# Dividing a two channel SPDIF signal into two mono SPDIF signals



## tued (Mar 5, 2008)

Hi,

What I want to do and can't seem to find a solution for, is to divide a SPDIF stereo signal into two mono signals. This, so I can run two digital power amps from one digital source. One for the left channel and one for the right one.

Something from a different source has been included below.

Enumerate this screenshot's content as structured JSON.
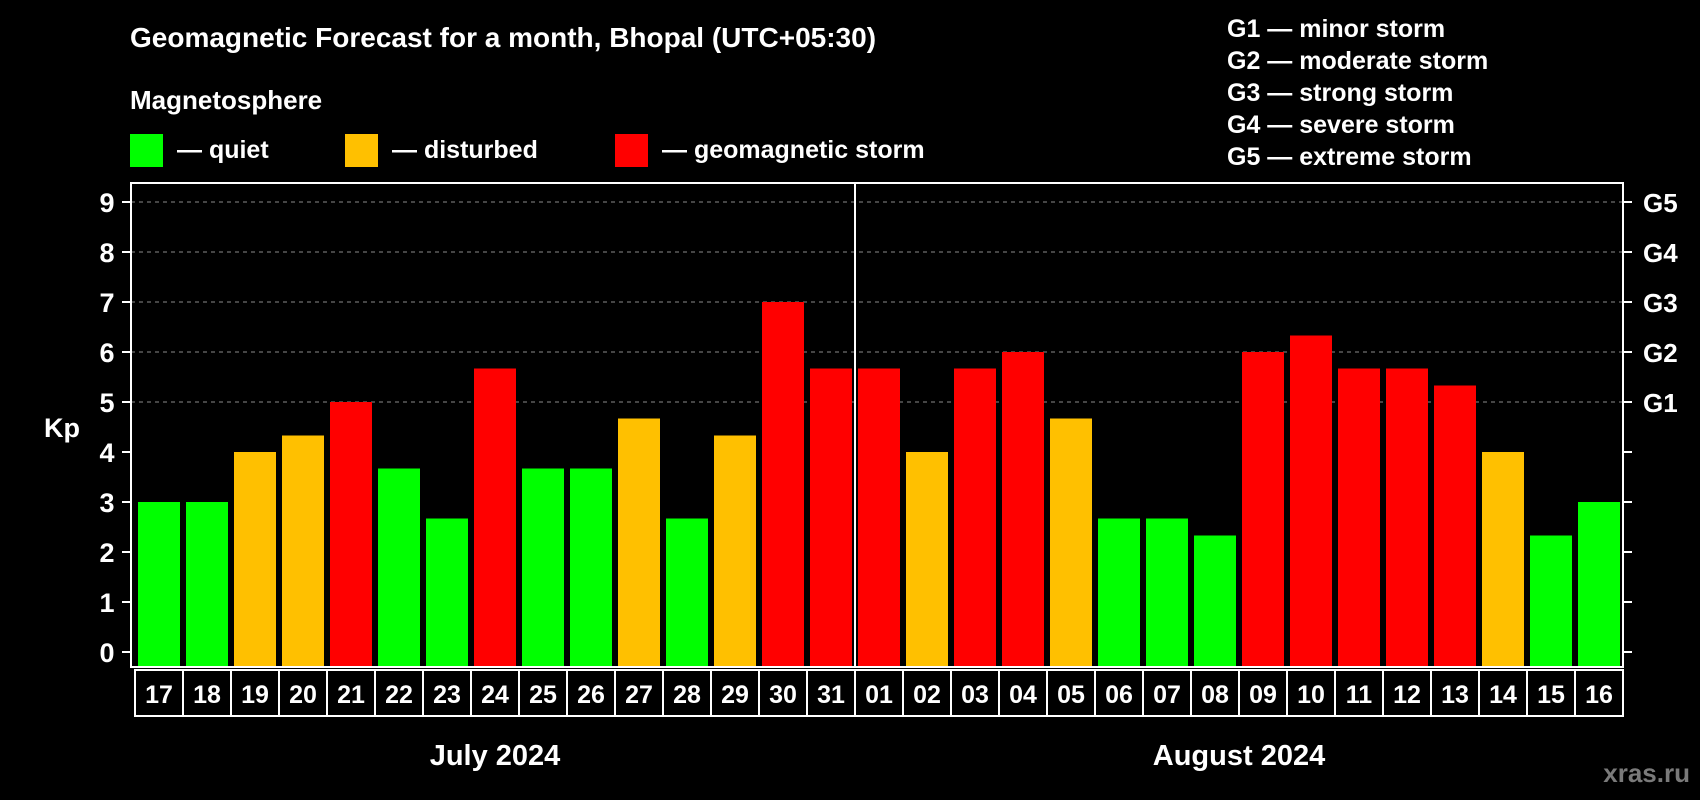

I found a divice that did tha trick for PA equipment (AES). It's the digibox series from LA Audio (http://www.laaudio.co.uk/Resources/Documents/DigiboxUsermanual.pdf)
I do not have, and are not interested in, using the AES connections for this. Do anybody know of a similar product just using the COAX connectors?


BR
Tue


----------



## tued (Mar 5, 2008)

just want to mention that it is for COAX/Phone connections. So all electrical.


----------



## Wayne A. Pflughaupt (Apr 13, 2006)

By "COAX" do you mean RCA connectors?

Regards,
Wayne


----------



## Wayne A. Pflughaupt (Apr 13, 2006)

Not sure how you're going to accomplish this. Even the device in the link you provided appears to only split the signal, not convert the dual outputs to separate left and right signals.

Regards,
Wayne


----------



## brucek (Apr 11, 2006)

> not convert the dual outputs to separate left and right signals.


Read further through the paper. There are multiple devices listed.


----------